P2 — Hardening / quality (non-blocking)

P2-1. PROJECT_TOKEN passed on the curl command line
reusable-check-sprint.yml:117-124 builds the Authorization: bearer <token> header as a positional argv to curl, which makes the secret transiently visible in /proc/<curl-pid>/cmdline to any other process owned by the runner user. On a GitHub-hosted runner the practical exposure window is small (single-tenant, single-step job, ephemeral VM) and permissions: {} already neutralises GITHUB_TOKEN, so this is not an immediate exploit path. But the standard hardening is one of:

  • drop curl for urllib.request and pass the header via the Request object (token never leaves the Python process); or
  • keep curl and feed the header from a temp file via -H "@/tmp/auth" or --config /tmp/curlrc.
    Recommend the urllib option since it also removes the subprocess import inside graphql() (131).

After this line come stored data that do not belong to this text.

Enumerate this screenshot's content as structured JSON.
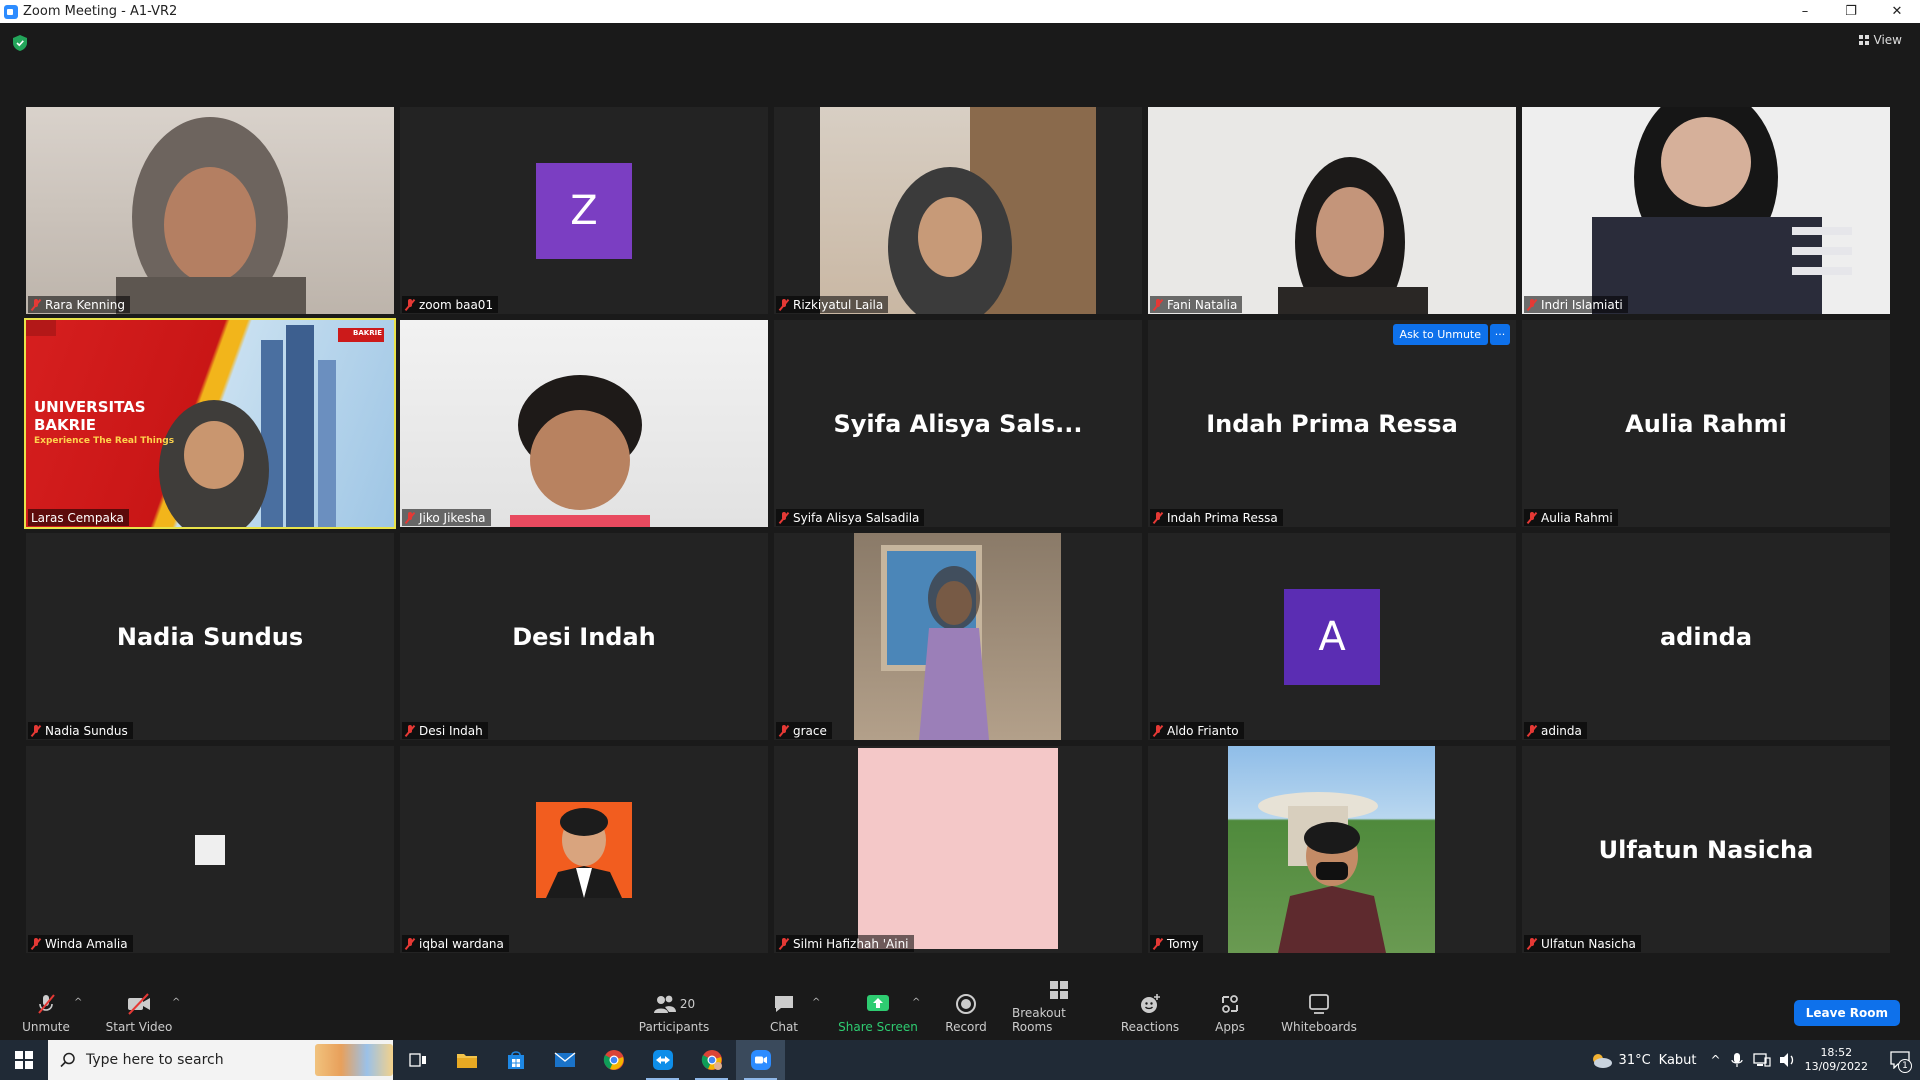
{
  "window": {
    "title": "Zoom Meeting - A1-VR2",
    "minimize": "–",
    "restore": "❐",
    "close": "✕"
  },
  "topbar": {
    "view_label": "View"
  },
  "tiles": [
    {
      "name": "Rara Kenning",
      "kind": "video",
      "muted": true
    },
    {
      "name": "zoom baa01",
      "kind": "avatar",
      "avatar_letter": "Z",
      "muted": true
    },
    {
      "name": "Rizkiyatul Laila",
      "kind": "video",
      "muted": true
    },
    {
      "name": "Fani Natalia",
      "kind": "video",
      "muted": true
    },
    {
      "name": "Indri Islamiati",
      "kind": "video",
      "muted": true
    },
    {
      "name": "Laras Cempaka",
      "kind": "video",
      "muted": false,
      "active_speaker": true,
      "background_text": [
        "UNIVERSITAS",
        "BAKRIE",
        "Experience The Real Things"
      ],
      "logo_text": "BAKRIE"
    },
    {
      "name": "Jiko Jikesha",
      "kind": "video",
      "muted": true
    },
    {
      "name": "Syifa Alisya Salsadila",
      "big_name": "Syifa Alisya Sals...",
      "kind": "name",
      "muted": true
    },
    {
      "name": "Indah Prima Ressa",
      "big_name": "Indah Prima Ressa",
      "kind": "name",
      "muted": true,
      "ask_unmute": "Ask to Unmute",
      "more": "···"
    },
    {
      "name": "Aulia Rahmi",
      "big_name": "Aulia Rahmi",
      "kind": "name",
      "muted": true
    },
    {
      "name": "Nadia Sundus",
      "big_name": "Nadia Sundus",
      "kind": "name",
      "muted": true
    },
    {
      "name": "Desi Indah",
      "big_name": "Desi Indah",
      "kind": "name",
      "muted": true
    },
    {
      "name": "grace",
      "kind": "video",
      "muted": true
    },
    {
      "name": "Aldo Frianto",
      "kind": "avatar",
      "avatar_letter": "A",
      "muted": true
    },
    {
      "name": "adinda",
      "big_name": "adinda",
      "kind": "name",
      "muted": true
    },
    {
      "name": "Winda Amalia",
      "kind": "square",
      "muted": true
    },
    {
      "name": "iqbal wardana",
      "kind": "photo",
      "muted": true
    },
    {
      "name": "Silmi Hafizhah 'Aini",
      "kind": "pink",
      "muted": true
    },
    {
      "name": "Tomy",
      "kind": "photo",
      "muted": true
    },
    {
      "name": "Ulfatun Nasicha",
      "big_name": "Ulfatun Nasicha",
      "kind": "name",
      "muted": true
    }
  ],
  "toolbar": {
    "unmute": "Unmute",
    "start_video": "Start Video",
    "participants": "Participants",
    "participants_count": "20",
    "chat": "Chat",
    "share_screen": "Share Screen",
    "record": "Record",
    "breakout_rooms": "Breakout Rooms",
    "reactions": "Reactions",
    "apps": "Apps",
    "whiteboards": "Whiteboards",
    "leave_room": "Leave Room"
  },
  "taskbar": {
    "search_placeholder": "Type here to search",
    "weather_temp": "31°C",
    "weather_desc": "Kabut",
    "time": "18:52",
    "date": "13/09/2022",
    "notification_count": "1"
  },
  "colors": {
    "active_speaker_border": "#e9e34a",
    "accent_blue": "#0e71eb",
    "share_green": "#2ecc71",
    "muted_red": "#e53935"
  }
}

P2-2. No per-request curl timeout
reusable-check-sprint.yml:115-127 has no --max-time / --connect-timeout. The job-level timeout-minutes: 5 (82) is the only backstop, so a hung TCP socket can burn the whole budget on a single attempt and starve the remaining retries. Adding e.g. --connect-timeout 10 --max-time 30 keeps the retry loop meaningful.

P2-3. HTTP-status parsing is not defensive
reusable-check-sprint.yml:142-144 does int(lines[1]) with no try/except. If curl ever writes a non-numeric trailer (network teardown mid-write, -w template breakage during a future edit), this raises an uncaught ValueError with a confusing traceback instead of the formatted ::error:: message the rest of the function emits. A small try: http_code = int(lines[1]) except ValueError: http_code = 0 (treated as a retryable failure) is enough.

P2-4. Misleading error text when the Sprint field is absent
reusable-check-sprint.yml:167-178 catches (KeyError, TypeError) from data["organization"]["projectV2"]["field"]["configuration"]["iterations"] and always blames token scopes. But the same exception fires when the Sprint field doesn't exist on the project (e.g. it was renamed, or someone changed its type to single-select). Suggest distinguishing the two: explicitly check field is None first and surface a "Sprint field not found on project #X" message before falling back to the scope hint.

P2-5. projectItems(first: 20) is unpaginated
reusable-check-sprint.yml:200, 234 query at most 20 project items per PR. Today no PR has anywhere near 20 boards attached, but if that ever changes the loop at 285-289 silently fails to find Octo Board → "Sprint not set" error → developer confusion. Either bump to a safe upper bound (e.g. first: 100, the GraphQL hard max) or walk pageInfo. Worth at least a TODO comment acknowledging the cap.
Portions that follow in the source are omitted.